Fine-tuning bus service in District 161 reduces complaints this year

A representative of the school bus company serving Flossmoor School District 161 was on hand at Monday’s Board of Education meeting to respond to parents’ complaints even though school district and bus company officials acknowledged that things are running smoothly as the school year entered its third week. 
 
After Superintendent Dana Smith indicated bus service is now operating well, P.J. Lewis, operations manager for Paige Bus Enterprises, was asked numerous questions about route changes and delays.
 
“I think it’s moving along,” Lewis said, adding that “there is always a little bit of uncertainty at the beginning of the year. There were late registrations, which had to be added to routes.”
 
Smith said the district will look into moving registration earlier in the summer to help avoid bus problems but warned that registration that’s held too early can cause staffing and other issues. Lewis said the later registrations have a negative impact on bus service early in the year.
 
The numbers indicate that there have been few complaints. A district official said only three calls were received, all during the first week. Lewis said her office has received just four calls, all of which pertained to Routes 36 and 39 serving Western Avenue School. Three parents brought concerns about bus service to the board meeting of Aug. 21.
 
“We serve 1,100 students every morning and 1,100 students every afternoon,” Lewis said.  “That’s 11,000 student passengers a week.” 
 
As for concerns about buses that are running behind schedule, Lewis said electronic bulletins are posted to parents and school officials immediately when delays are occurring.
 
Board President Michelle Hoereth asked Lewis, “What is different this year vs. last year?”
 
Lewis answered, “We have more single routes this year.” She also stated there are more paired routes with buses for elementary and Parker Junior High students.
 
Lewis added that the biggest difficulty now is getting students boarded on buses on time in the afternoon at Parker.
 
Regarding the bus routes for Western Avenue School, Lewis said the same driver from a year ago is still handling Route 36.
 
In at least one case, the parent of a kindergarten student requested a route change and Lewis said a stop was added.
 
Board member Stephen Paredes said, “The district decides what the routes are.”
 
Lewis told the board, “I think things have calmed down.”
 
In other business, the board heard an update on school funding in Illinois following last month’s passage of a bill designed to change the way districts receive state aid.

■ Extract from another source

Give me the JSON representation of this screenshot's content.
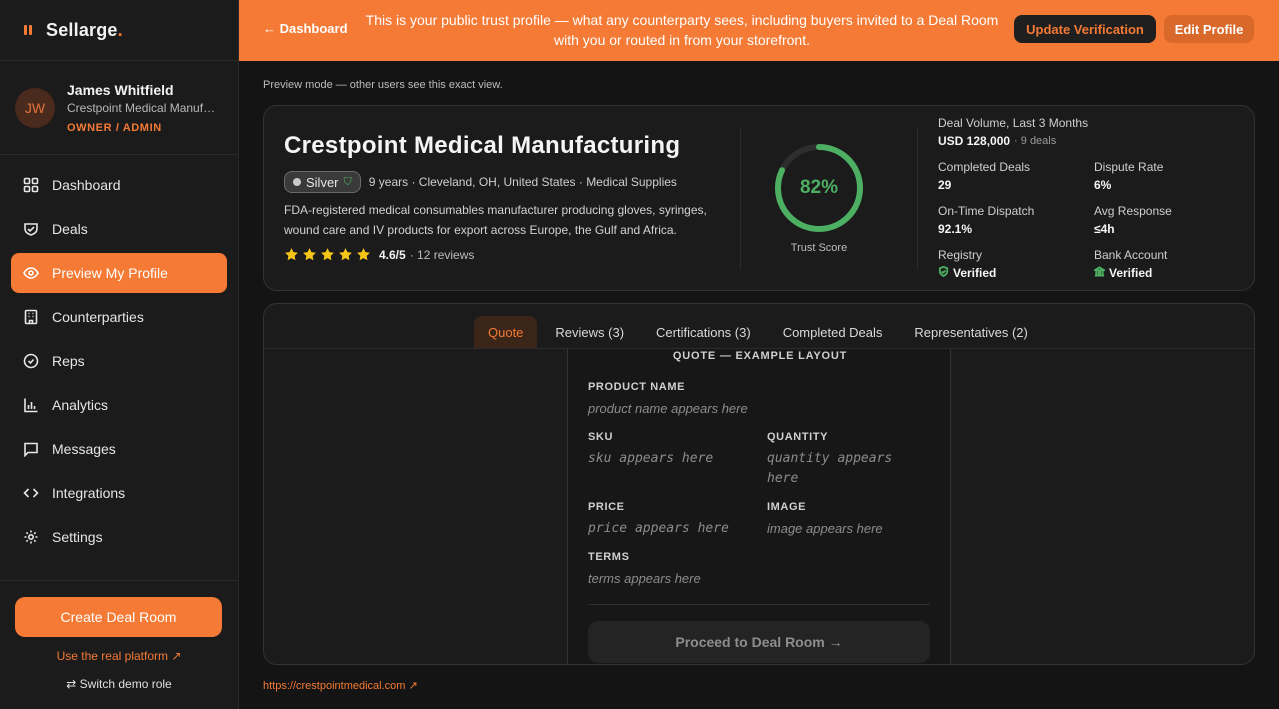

The bill passed following months of a political standoff between Republican Gov. Bruce Rauner and the General Assembly, which is controlled by Democrats.
 
Frances LaBella, assistant superintendent of business operations, said districts across Illinois are just starting to understand the newly-passed legislation.
 
“We now have a law,” LaBella told the board. “It’s pretty complicated. Details haven’t even been finalized yet.”
 
What seems clear, LaBella said, is that District 161 will receive “about $900,000” more than expected in its “Base Funding Minimum” which will reduce the projected deficit from $6.2 million to $5.3 million.
 
At the center of the new funding measure is an “Adequacy Target Based on Needs of Students.” LaBella said the law measures local financial capacity toward a district’s “adequacy target” compared to all districts in the state. The adequacy target includes 27 “essential elements” such as class sizes, allocations per student, central services, and additional money for diverse learners such as special education.
 
Also, another factor included in determining the funding of local districts is an analysis of salaries which are adjusted for regional wage differences.
 
“For example, Cook County salaries are 6 percent above the state average,” LaBella said.
 
A public hearing and adoption of the budget is scheduled for the next board meeting on Sept. 25.